The first attempt will certainly be to choose the largest possible
value of N which is 8, and 8 as the first digit, but I realise that
then the last number must be 4, but none of the remaining values
(3, 1 or 5) paired with 4 (34, 14, 54) could be divisible by 4
(since if a number is divisible by 4, the last two digits must also
be divisible by 4).
Therefore 8 must be stuck to the rear with the number being either
53184 or 53148.
It then becomes evident that the largest value the ten-thousands
digit could hold is 5.
If N=5, the same dilemma returns (3, 1, 5 could not be paired with
4).
The only solution to N then becomes 2, as then 2 could replace 4 as
the last digit and thus giving the number a greater thousands
place-value.
The template of the number becomes 54 _ _ 2
Either 12 or 32 is divisible by 4, but 54312 is obviously larger
than 54132, and thus the answer is 54312.
Harry from The Beacon School also sent us a
full and very clear explanation of his thinking:
As the number is a multiple of 12, it must be a multiple of 3
also. Therefore its digits must add to a multiple of 3.
1+3+4+5=13, so the extra digit must be 2, 5, or 8 to make the sum
into a multiple of 3.
The number must also be a multiple of 4 (because it is a multiple
of 12). For a number to be a multiple of 4, the number formed by
its last two digits must be a multiple of 4.

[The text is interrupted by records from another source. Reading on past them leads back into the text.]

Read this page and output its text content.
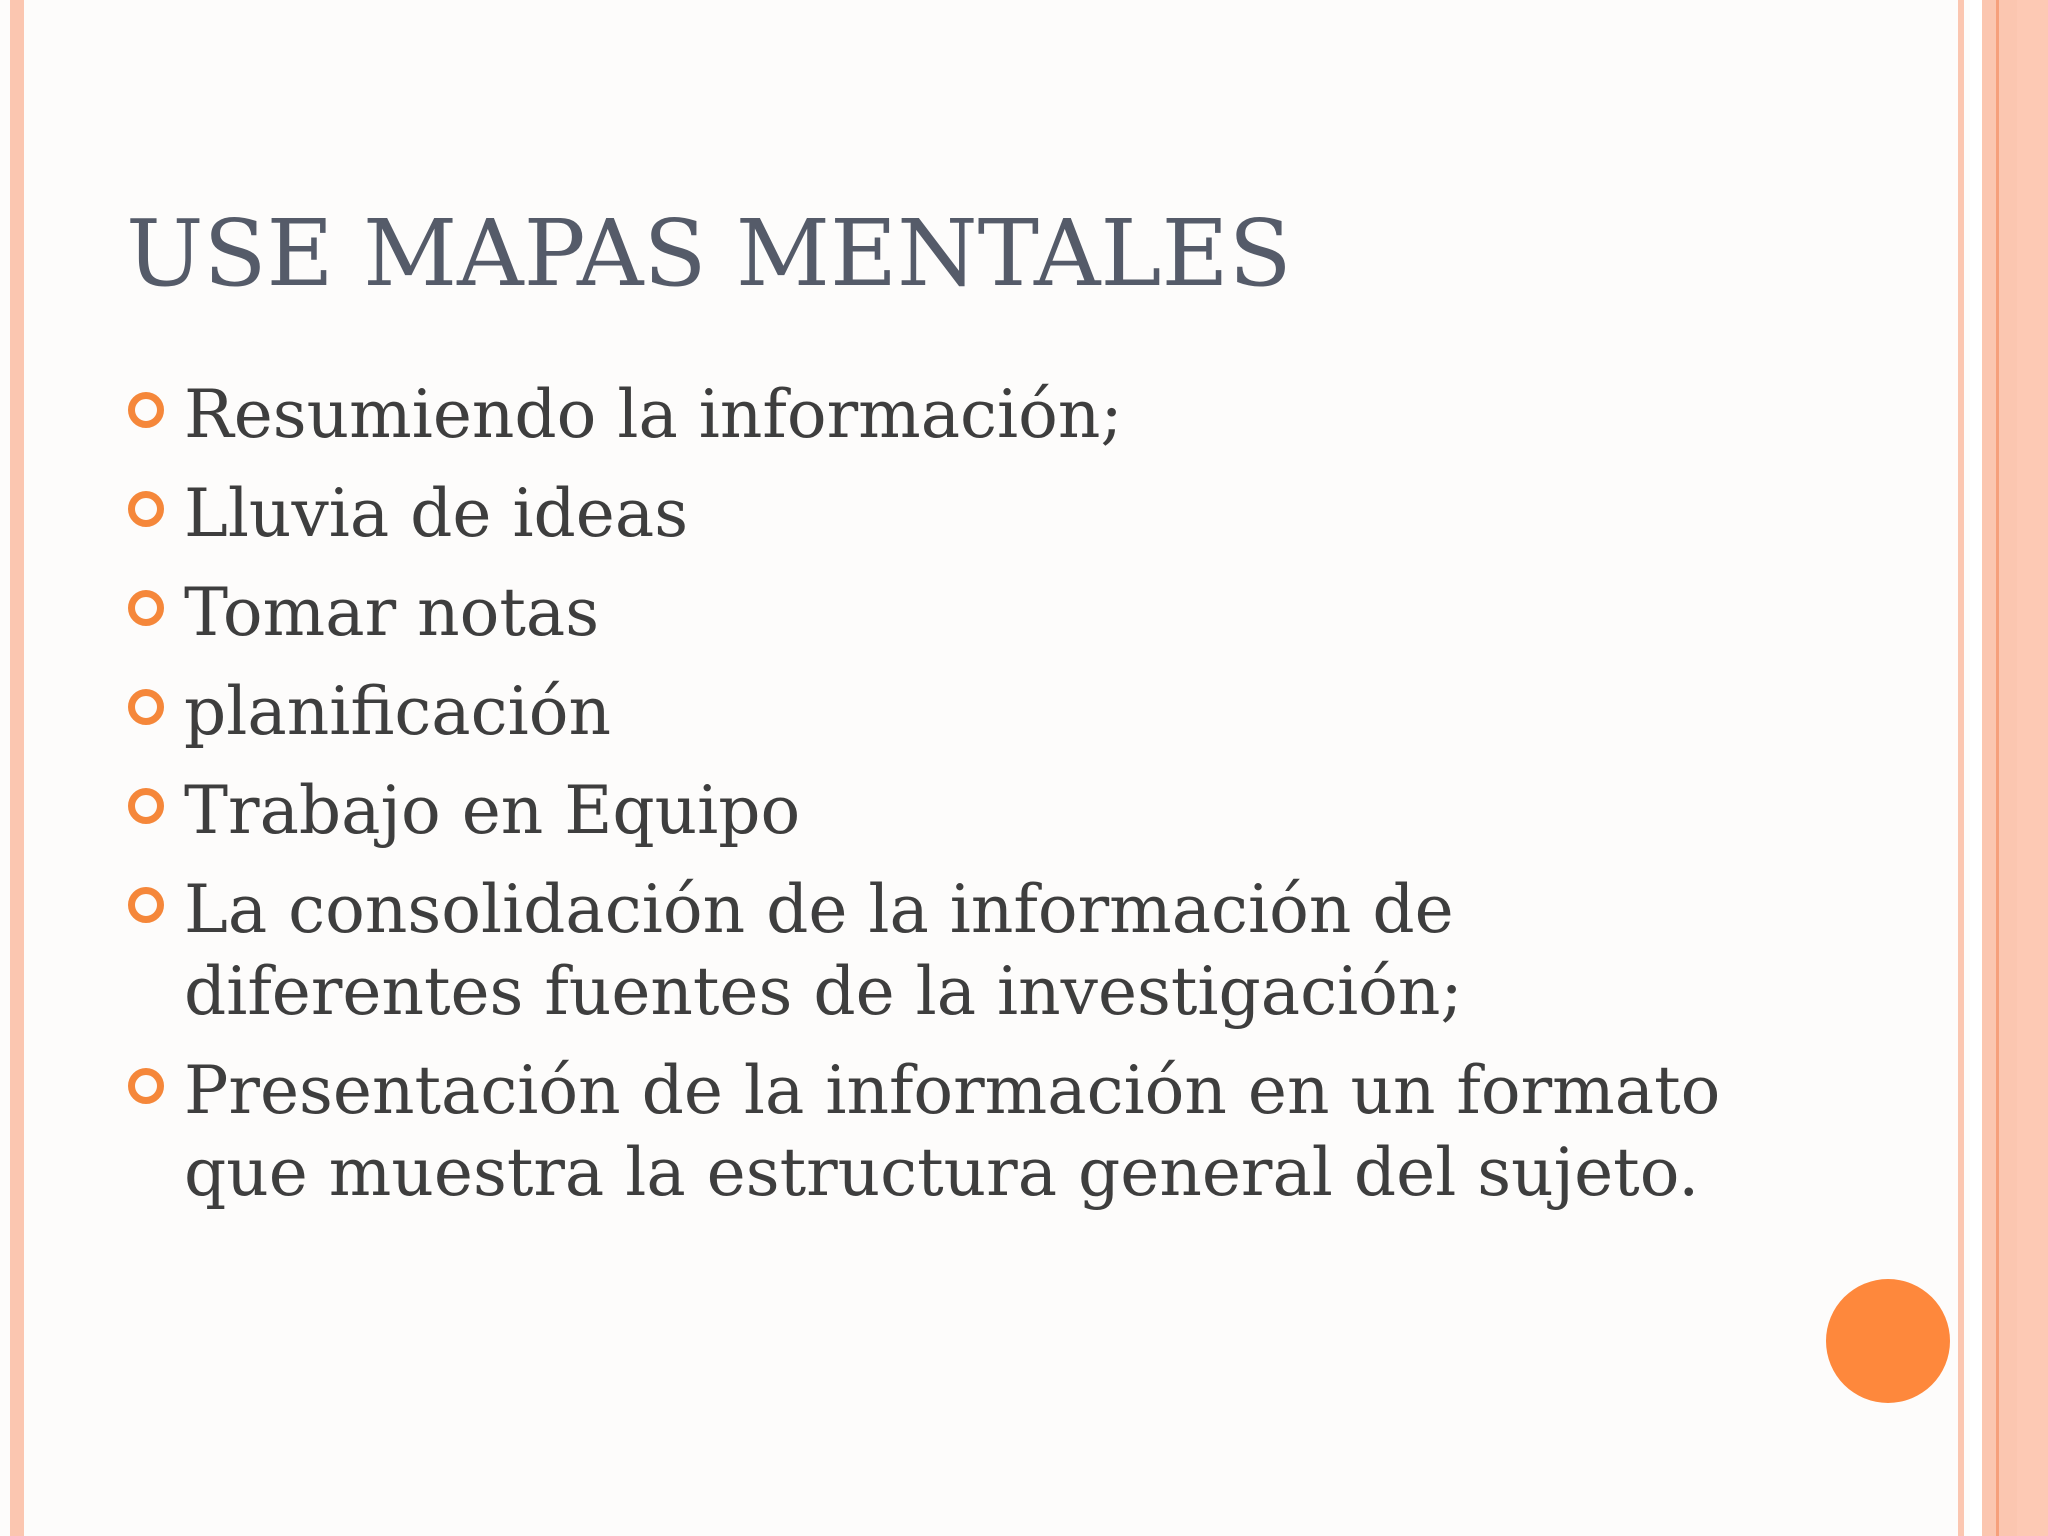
USE MAPAS MENTALES
Resumiendo la información;
Lluvia de ideas
Tomar notas
planificación
Trabajo en Equipo
La consolidación de la información de diferentes fuentes de la investigación;
Presentación de la información en un formato que muestra la estructura general del sujeto.
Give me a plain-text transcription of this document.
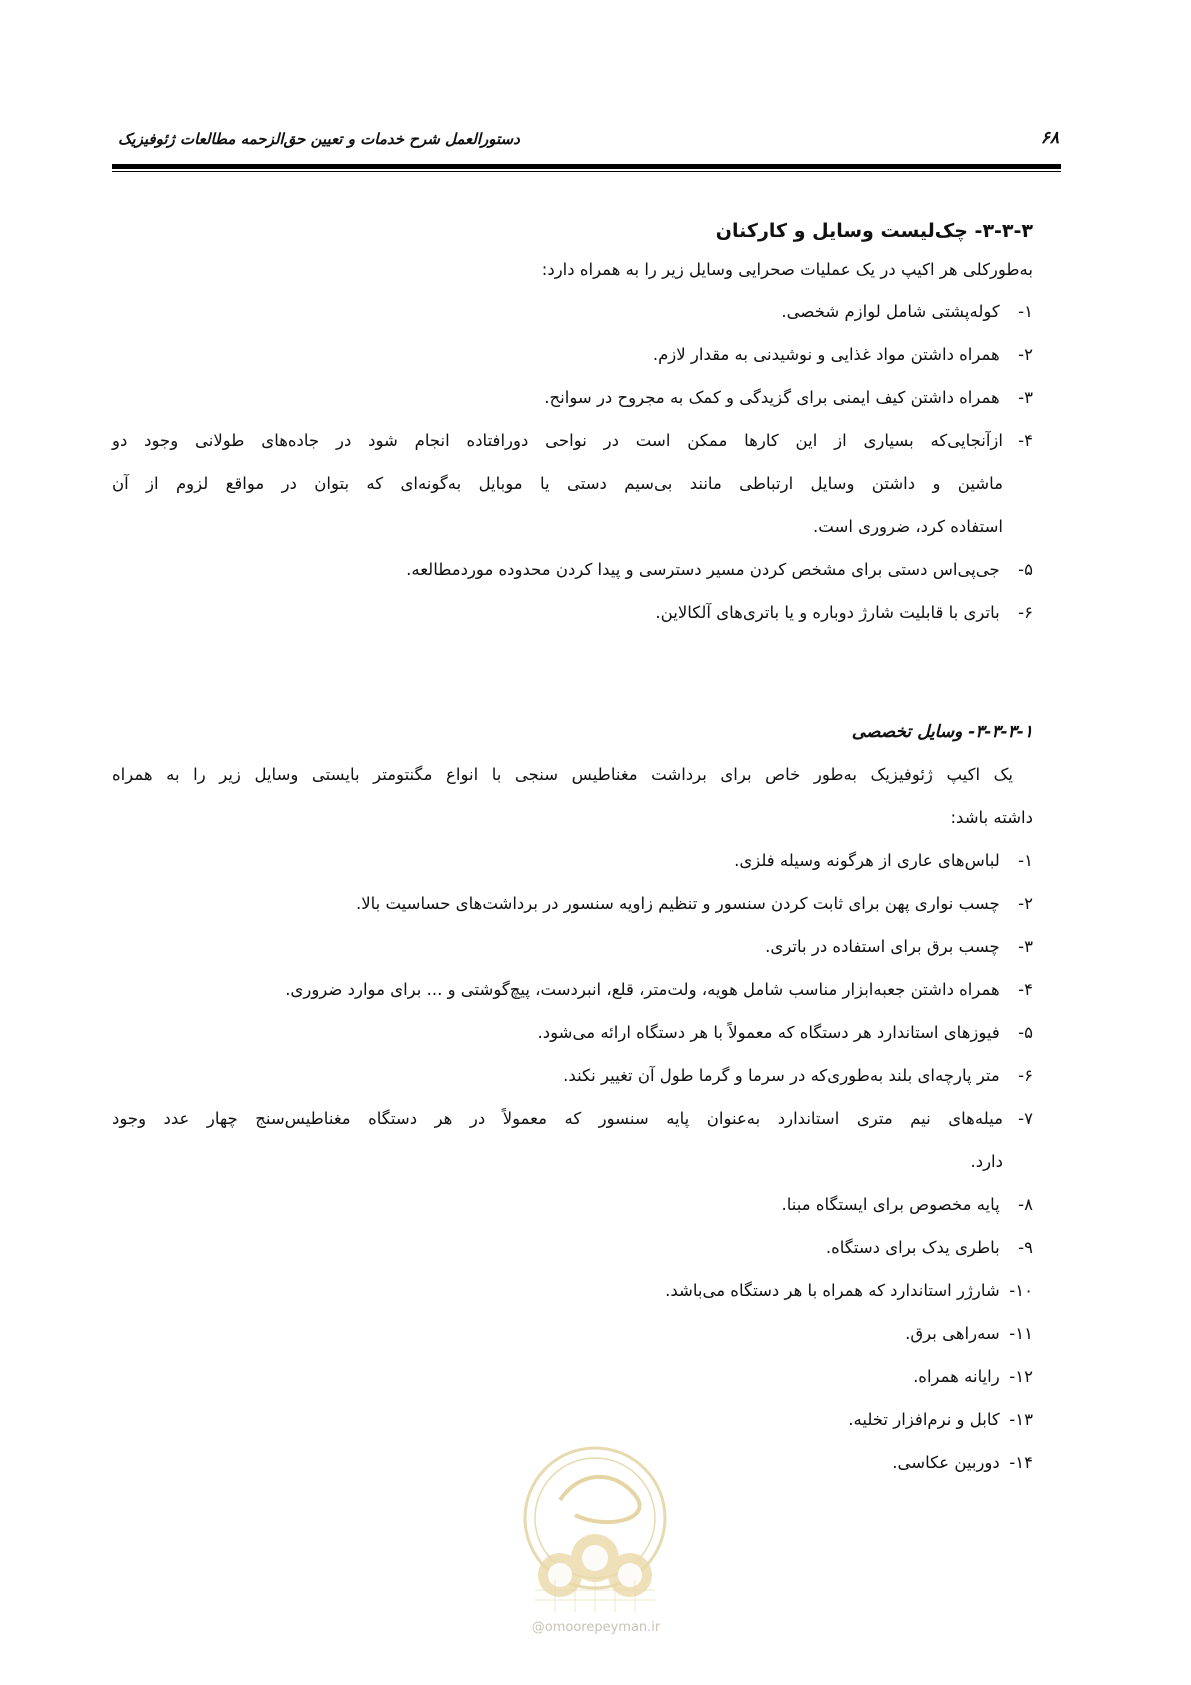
دستورالعمل شرح خدمات و تعیین حق‌الزحمه مطالعات ژئوفیزیک	۶۸
۳-۳-۳- چک‌لیست وسایل و کارکنان
به‌طورکلی هر اکیپ در یک عملیات صحرایی وسایل زیر را به همراه دارد:
۱- کوله‌پشتی شامل لوازم شخصی.
۲- همراه داشتن مواد غذایی و نوشیدنی به مقدار لازم.
۳- همراه داشتن کیف ایمنی برای گزیدگی و کمک به مجروح در سوانح.
۴-
ازآنجایی‌که بسیاری از این کارها ممکن است در نواحی دورافتاده انجام شود در جاده‌های طولانی وجود دو
ماشین و داشتن وسایل ارتباطی مانند بی‌سیم دستی یا موبایل به‌گونه‌ای که بتوان در مواقع لزوم از آن
استفاده کرد، ضروری است.
۵- جی‌پی‌اس دستی برای مشخص کردن مسیر دسترسی و پیدا کردن محدوده موردمطالعه.
۶- باتری با قابلیت شارژ دوباره و یا باتری‌های آلکالاین.
۳-۳-۳-۱- وسایل تخصصی
یک اکیپ ژئوفیزیک به‌طور خاص برای برداشت مغناطیس سنجی با انواع مگنتومتر بایستی وسایل زیر را به همراه
داشته باشد:
۱- لباس‌های عاری از هرگونه وسیله فلزی.
۲- چسب نواری پهن برای ثابت کردن سنسور و تنظیم زاویه سنسور در برداشت‌های حساسیت بالا.
۳- چسب برق برای استفاده در باتری.
۴- همراه داشتن جعبه‌ابزار مناسب شامل هویه، ولت‌متر، قلع، انبردست، پیچ‌گوشتی و ... برای موارد ضروری.
۵- فیوزهای استاندارد هر دستگاه که معمولاً با هر دستگاه ارائه می‌شود.
۶- متر پارچه‌ای بلند به‌طوری‌که در سرما و گرما طول آن تغییر نکند.
۷-
میله‌های نیم متری استاندارد به‌عنوان پایه سنسور که معمولاً در هر دستگاه مغناطیس‌سنج چهار عدد وجود
دارد.
۸- پایه مخصوص برای ایستگاه مبنا.
۹- باطری یدک برای دستگاه.
۱۰- شارژر استاندارد که همراه با هر دستگاه می‌باشد.
۱۱- سه‌راهی برق.
۱۲- رایانه همراه.
۱۳- کابل و نرم‌افزار تخلیه.
۱۴- دوربین عکاسی.
@omoorepeyman.ir
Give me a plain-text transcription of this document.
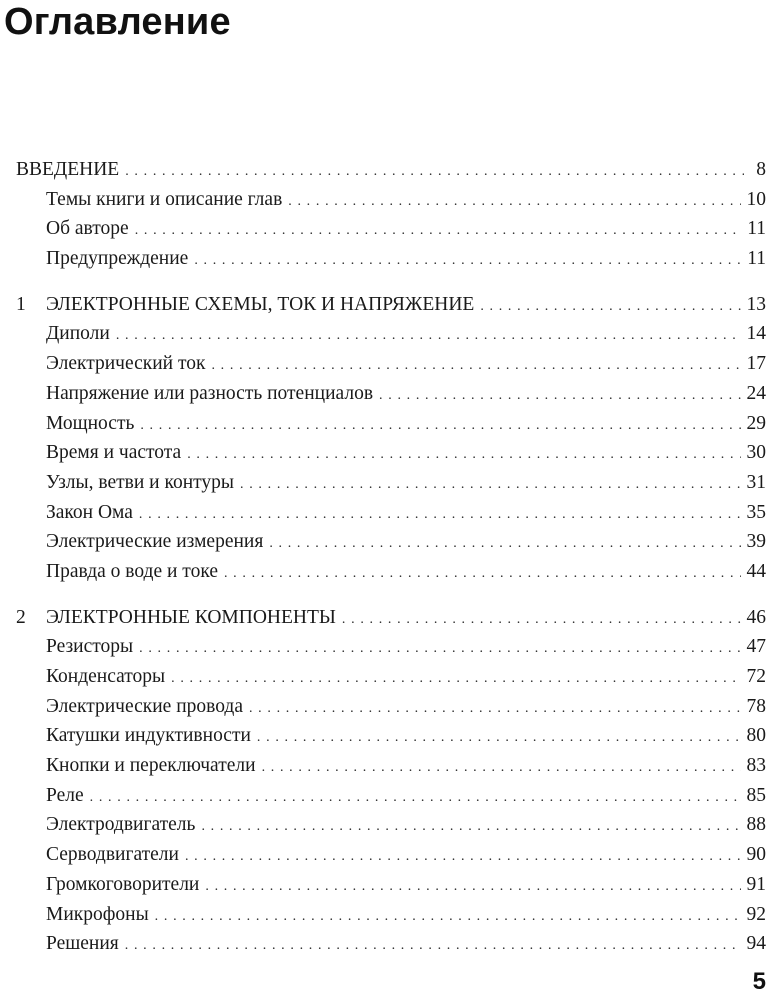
Оглавление
ВВЕДЕНИЕ . . .	8
Темы книги и описание глав . . .	10
Об авторе . . .	11
Предупреждение . . .	11
1	ЭЛЕКТРОННЫЕ СХЕМЫ, ТОК И НАПРЯЖЕНИЕ . . .	13
Диполи . . .	14
Электрический ток . . .	17
Напряжение или разность потенциалов . . .	24
Мощность . . .	29
Время и частота . . .	30
Узлы, ветви и контуры . . .	31
Закон Ома . . .	35
Электрические измерения . . .	39
Правда о воде и токе . . .	44
2	ЭЛЕКТРОННЫЕ КОМПОНЕНТЫ . . .	46
Резисторы . . .	47
Конденсаторы . . .	72
Электрические провода . . .	78
Катушки индуктивности . . .	80
Кнопки и переключатели . . .	83
Реле . . .	85
Электродвигатель . . .	88
Серводвигатели . . .	90
Громкоговорители . . .	91
Микрофоны . . .	92
Решения . . .	94
5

If the extra digit is 5, then no multiples of 4 can be
formed.
The explanation is as follows:
For the number to be a multiple of 4, it must be even, and the only
even number in the selection of 1, 3, 4, 5, 5 is 4, therefore the
number must end with 4.
None of 14, 34 and 54 are multiples of 4. Therefore, if the extra
digit is 5, the number cannot be a multiple of 4 and consequently
cannot be a multiple of 12.
If the extra digit is 8, the only possible places for it are in
the tens and the units.
This is because the only possible last 2 digits (for the number to
be a multiple of 4) are 48 or 84.
Choosing 84 gives a maximum of 53184 for the solution to the
original problem (if the extra digit is 8).
The only other possibility is if the extra digit is 2.
Now the last two digits can be 12, 24, 32, or 52.
Choosing 12 is best because this leaves 5, 4 and 3 for the larger
places.
The maximum using an extra digit of 2 is therefore 54312, which is
larger than the 53184 produced by using 8.
Therefore the solution is 54312.
This is verified as a multiple of 12 because it is both a multiple
of 4 and a multiple of 3.
Well done to you all.